The Fiction of Paule Marshall
Reconstructions of History, Culture, and Gender
- Author(s): Denniston, Dorothy Hamer
- Series:
- Imprint: Univ Tennessee Press
- Publication Date: 1995-12-19
- Status: Active
The first in-depth study of Paule Marshall’s fiction, this book traces the development of the writer’s Afrocentric vision. In a fresh and provocative reading, Dorothy Hamer Denniston shows how Marshall’s creative sensibility has evolved—from American to African-American, African-Caribbean, and, finally, Pan-African—and how her distinctive literary style combines Western forms with elements from the African oral tradition.
In the introduction, Denniston presents a brief biographical sketch of Marshall and emphasizes the connections between African oral literature and Marshall’s depictions of various black cultures represented throughout the diaspora. Denniston also explains the African concept of cyclical time as well as the traditional role of the African woman and discusses their relevance to Marshall’s art.
The seven chapters that follow analyze Marshall’s published fiction to date—from her first published work, the short story “The Valley Between” (1954), to her most recent novel, Daughters (1991).

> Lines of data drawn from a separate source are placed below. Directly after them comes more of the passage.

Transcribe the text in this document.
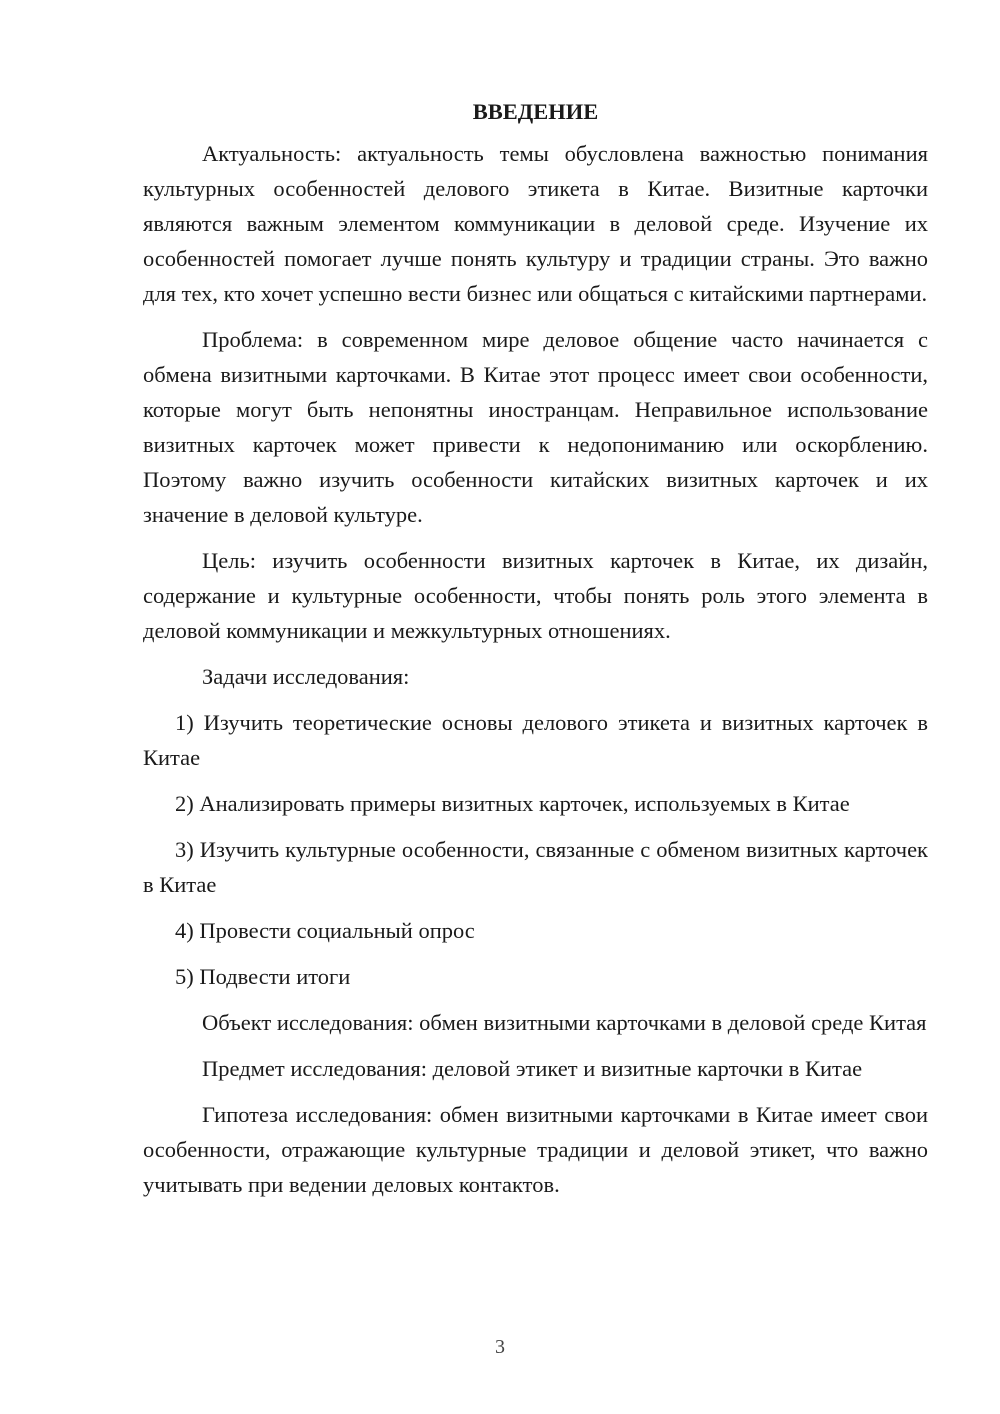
ВВЕДЕНИЕ

Актуальность: актуальность темы обусловлена важностью понимания культурных особенностей делового этикета в Китае. Визитные карточки являются важным элементом коммуникации в деловой среде. Изучение их особенностей помогает лучше понять культуру и традиции страны. Это важно для тех, кто хочет успешно вести бизнес или общаться с китайскими партнерами.

Проблема: в современном мире деловое общение часто начинается с обмена визитными карточками. В Китае этот процесс имеет свои особенности, которые могут быть непонятны иностранцам. Неправильное использование визитных карточек может привести к недопониманию или оскорблению. Поэтому важно изучить особенности китайских визитных карточек и их значение в деловой культуре.

Цель: изучить особенности визитных карточек в Китае, их дизайн, содержание и культурные особенности, чтобы понять роль этого элемента в деловой коммуникации и межкультурных отношениях.

Задачи исследования:

1) Изучить теоретические основы делового этикета и визитных карточек в Китае

2) Анализировать примеры визитных карточек, используемых в Китае

3) Изучить культурные особенности, связанные с обменом визитных карточек в Китае

4) Провести социальный опрос

5) Подвести итоги

Объект исследования: обмен визитными карточками в деловой среде Китая

Предмет исследования: деловой этикет и визитные карточки в Китае

Гипотеза исследования: обмен визитными карточками в Китае имеет свои особенности, отражающие культурные традиции и деловой этикет, что важно учитывать при ведении деловых контактов.

3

In each chapter, Denniston focuses on Marshall’s preoccupation with history and her insistence that African peoples journey back through their history to understand the political, social, and economic structures upon which contemporary societies are based. As Marshall’s vision expands to include oppressed peoples throughout the world, Denniston shows, the writer develops a discursive model of change and possibility. Ultimately, Marshall invokes individual responsibility for the transformation of society; she hopes through her fiction to illustrate the value of cultural differences and the larger similarities that attend personal and communal liberation.
The Author: Dorothy Hamer Denniston is an associate professor of English at Brown University.